Frederico Garcia Lorca

The poet wanting to liberate himself from the imaginative realm, and not live exclusively from the image produced by real objects, stops dreaming and stops caring. He no longer cares, he no longer loves. He passes from the “imagination” which is an event of the soul, to “inspiration” which is a state of the soul. He passes from analysis to faith. Here things are because they must be, without any explicable cause or effect.

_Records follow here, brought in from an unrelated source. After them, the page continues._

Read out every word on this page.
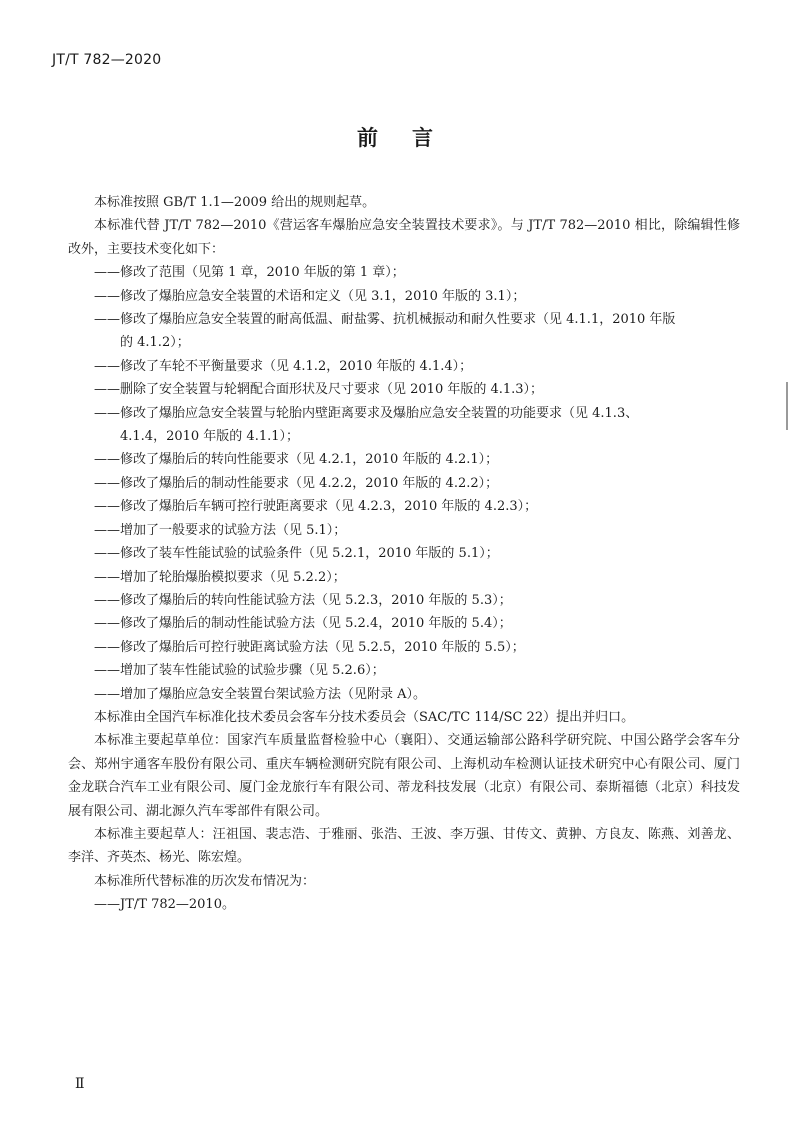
JT/T 782—2020
前言

本标准按照 GB/T 1.1—2009 给出的规则起草。

本标准代替 JT/T 782—2010《营运客车爆胎应急安全装置技术要求》。与 JT/T 782—2010 相比，除编辑性修改外，主要技术变化如下：

——修改了范围（见第 1 章，2010 年版的第 1 章）；

——修改了爆胎应急安全装置的术语和定义（见 3.1，2010 年版的 3.1）；

——修改了爆胎应急安全装置的耐高低温、耐盐雾、抗机械振动和耐久性要求（见 4.1.1，2010 年版
的 4.1.2）；

——修改了车轮不平衡量要求（见 4.1.2，2010 年版的 4.1.4）；

——删除了安全装置与轮辋配合面形状及尺寸要求（见 2010 年版的 4.1.3）；

——修改了爆胎应急安全装置与轮胎内壁距离要求及爆胎应急安全装置的功能要求（见 4.1.3、
4.1.4，2010 年版的 4.1.1）；

——修改了爆胎后的转向性能要求（见 4.2.1，2010 年版的 4.2.1）；

——修改了爆胎后的制动性能要求（见 4.2.2，2010 年版的 4.2.2）；

——修改了爆胎后车辆可控行驶距离要求（见 4.2.3，2010 年版的 4.2.3）；

——增加了一般要求的试验方法（见 5.1）；

——修改了装车性能试验的试验条件（见 5.2.1，2010 年版的 5.1）；

——增加了轮胎爆胎模拟要求（见 5.2.2）；

——修改了爆胎后的转向性能试验方法（见 5.2.3，2010 年版的 5.3）；

——修改了爆胎后的制动性能试验方法（见 5.2.4，2010 年版的 5.4）；

——修改了爆胎后可控行驶距离试验方法（见 5.2.5，2010 年版的 5.5）；

——增加了装车性能试验的试验步骤（见 5.2.6）；

——增加了爆胎应急安全装置台架试验方法（见附录 A）。

本标准由全国汽车标准化技术委员会客车分技术委员会（SAC/TC 114/SC 22）提出并归口。

本标准主要起草单位：国家汽车质量监督检验中心（襄阳）、交通运输部公路科学研究院、中国公路学会客车分会、郑州宇通客车股份有限公司、重庆车辆检测研究院有限公司、上海机动车检测认证技术研究中心有限公司、厦门金龙联合汽车工业有限公司、厦门金龙旅行车有限公司、蒂龙科技发展（北京）有限公司、泰斯福德（北京）科技发展有限公司、湖北源久汽车零部件有限公司。

本标准主要起草人：汪祖国、裴志浩、于雅丽、张浩、王波、李万强、甘传文、黄翀、方良友、陈燕、刘善龙、李洋、齐英杰、杨光、陈宏煌。

本标准所代替标准的历次发布情况为：

——JT/T 782—2010。

Ⅱ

There are no longer either terms or limits, admirable freedom!

— “Imagination, Inspiration, Evasion”  

Alain Robbe-Grillet

But for the artist, on the contrary, despite his firmest political convictions—even despite his good will as a militant revolutionary—art cannot be reduced to the status of a means in the service of a cause which transcends it, even if this cause were the most deserving, the most exalting; the artist puts nothing above his work, and he soon comes to realize that he can create only for nothing; the least external directive paralyzes him, the least concern for didacticism, or even for signification, is an insupportable constraint; whatever his attachment to his party or to generous ideas, the moment of creation can only bring him back to the problems of his art, and to them alone

— For a New Novel  

William Maxwell

Except through the intervention of chance, the one possibility of of my making some connection with him seems to lien not in the present but in the past—in my trying to reconstruct the testimony that he was never called upon to give. The unsupported word of a witness who was not present except in imagination would not be acceptable in a court of law, but, as it has been demonstrated over and over, the sworn testimony of the witness who was present is no trustworthy either. If any part of the following mixture of truth and fiction strikes the reader as unconvincing, he has my permission to disregard it. I would be content to stick to the facts if there were any.